The Christian Church didn’t invent the Trinity, nor did God the Father about two thousand years ago say to Himself “I’m feeling lonely I will turn myself into a Trinity.” God has always been Trinity right from the start of time: what has changed is that He has graciously allowed us to understand more of His nature as time has gone on. Non-Christians have falsely claimed that Christians worship three Gods. That old Trinitarian hymn which I used to sing as a boy, and which always used to remind me of a lubricating oil of the same name, three in one and one in three, makes a statement which on the surface is either nonsense or else simply incomprehensible. To explain the Trinity is beyond human wit, so preachers often turn to analogies: the Trinity is like a shamrock perhaps. I prefer the suggestion that it is like looking at the same scene from different angles – one reality, but different ways of perceiving it, and from the different angles you get different views, glimpses of new riches which would otherwise be obscured. But in the end, all analogies break down, and we have to return to the original. So great is our God that He wants us to know Him and love Him as He reveals Himself in these different ways, as the Sovereign Lord of all; as Jesus, the one who saves us from the eternal darkness of separation from God; and as Spirit, the enlivener, or if you prefer, the life giver, the new life giver, the Spirit of Jesus living within us to continue the work of transformation, of making us more Jesus like, but still God in each of these different ways.

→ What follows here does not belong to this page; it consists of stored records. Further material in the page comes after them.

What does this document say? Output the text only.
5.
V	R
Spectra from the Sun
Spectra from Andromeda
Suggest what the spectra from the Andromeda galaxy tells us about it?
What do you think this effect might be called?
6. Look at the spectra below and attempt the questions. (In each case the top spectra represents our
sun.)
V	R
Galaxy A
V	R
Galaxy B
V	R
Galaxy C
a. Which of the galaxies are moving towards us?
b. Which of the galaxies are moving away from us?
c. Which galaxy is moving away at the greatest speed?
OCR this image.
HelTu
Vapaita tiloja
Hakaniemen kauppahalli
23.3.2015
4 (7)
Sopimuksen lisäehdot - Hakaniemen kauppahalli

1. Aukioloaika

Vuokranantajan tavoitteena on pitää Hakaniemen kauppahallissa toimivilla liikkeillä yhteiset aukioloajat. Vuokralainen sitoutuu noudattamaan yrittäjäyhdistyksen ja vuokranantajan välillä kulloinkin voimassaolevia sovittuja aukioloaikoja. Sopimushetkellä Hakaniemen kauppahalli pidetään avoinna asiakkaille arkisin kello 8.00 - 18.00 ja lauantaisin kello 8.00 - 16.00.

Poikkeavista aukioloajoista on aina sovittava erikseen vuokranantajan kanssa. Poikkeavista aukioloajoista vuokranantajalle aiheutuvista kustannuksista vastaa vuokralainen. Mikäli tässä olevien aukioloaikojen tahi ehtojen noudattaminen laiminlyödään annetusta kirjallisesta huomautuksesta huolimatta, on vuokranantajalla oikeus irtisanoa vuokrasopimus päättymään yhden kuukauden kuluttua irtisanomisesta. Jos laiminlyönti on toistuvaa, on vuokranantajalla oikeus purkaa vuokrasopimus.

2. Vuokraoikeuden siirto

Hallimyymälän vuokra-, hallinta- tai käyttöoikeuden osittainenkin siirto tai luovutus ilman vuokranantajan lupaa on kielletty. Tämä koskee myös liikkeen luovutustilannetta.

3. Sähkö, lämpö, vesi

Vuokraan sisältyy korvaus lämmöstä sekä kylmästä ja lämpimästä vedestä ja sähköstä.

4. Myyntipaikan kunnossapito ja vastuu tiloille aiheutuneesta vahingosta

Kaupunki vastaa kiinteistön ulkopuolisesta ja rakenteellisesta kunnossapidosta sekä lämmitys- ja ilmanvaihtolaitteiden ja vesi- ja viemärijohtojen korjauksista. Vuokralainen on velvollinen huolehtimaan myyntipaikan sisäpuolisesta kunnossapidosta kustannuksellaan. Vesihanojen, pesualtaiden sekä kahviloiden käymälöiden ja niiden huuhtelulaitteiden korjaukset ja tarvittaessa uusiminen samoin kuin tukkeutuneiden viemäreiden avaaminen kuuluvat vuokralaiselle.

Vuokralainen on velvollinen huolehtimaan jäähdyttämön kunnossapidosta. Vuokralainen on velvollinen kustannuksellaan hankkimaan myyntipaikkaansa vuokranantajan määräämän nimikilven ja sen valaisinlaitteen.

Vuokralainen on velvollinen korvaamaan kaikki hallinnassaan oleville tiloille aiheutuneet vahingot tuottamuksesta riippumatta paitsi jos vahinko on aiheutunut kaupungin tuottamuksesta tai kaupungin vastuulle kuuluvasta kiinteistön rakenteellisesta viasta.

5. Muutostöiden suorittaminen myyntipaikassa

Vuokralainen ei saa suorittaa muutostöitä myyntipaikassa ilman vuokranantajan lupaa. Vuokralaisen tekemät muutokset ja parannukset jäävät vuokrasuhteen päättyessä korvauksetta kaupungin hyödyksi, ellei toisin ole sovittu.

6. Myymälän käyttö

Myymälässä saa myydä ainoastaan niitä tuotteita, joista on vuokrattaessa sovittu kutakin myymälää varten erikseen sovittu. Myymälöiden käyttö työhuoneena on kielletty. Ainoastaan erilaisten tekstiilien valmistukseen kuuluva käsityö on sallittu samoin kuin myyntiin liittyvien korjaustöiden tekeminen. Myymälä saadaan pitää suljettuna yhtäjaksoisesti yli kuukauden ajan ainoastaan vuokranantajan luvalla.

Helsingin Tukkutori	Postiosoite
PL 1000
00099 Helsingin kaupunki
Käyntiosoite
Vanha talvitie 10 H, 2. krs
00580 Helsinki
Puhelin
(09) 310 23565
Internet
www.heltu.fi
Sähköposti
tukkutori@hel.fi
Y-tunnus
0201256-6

The doctrine of the Trinity is the corrective to any false notions that we can put God in a box and keep Him there, because although there is no new truth, although God does not change, neither does His nature, there is yet more to learn of what He is, and it reminds us that at the heart of God there is communion, fellowship, relationship. Maybe you can be a Christian on your own, without ever darkening a church doorstep – God knows, but our life here on earth is meant in some way to reflect the life of God Himself – creating, saving, enlivening others, and doing so in concert with others. Mystery the Trinity certainly is, but great and wonderful truth it is too, and we should be eternally grateful that God has graciously chosen to open the door of heaven in this way to enable us to worship Him, to fall on our knees and join with the cherubim and seraphim in their cry of “Holy, Holy, Holy.”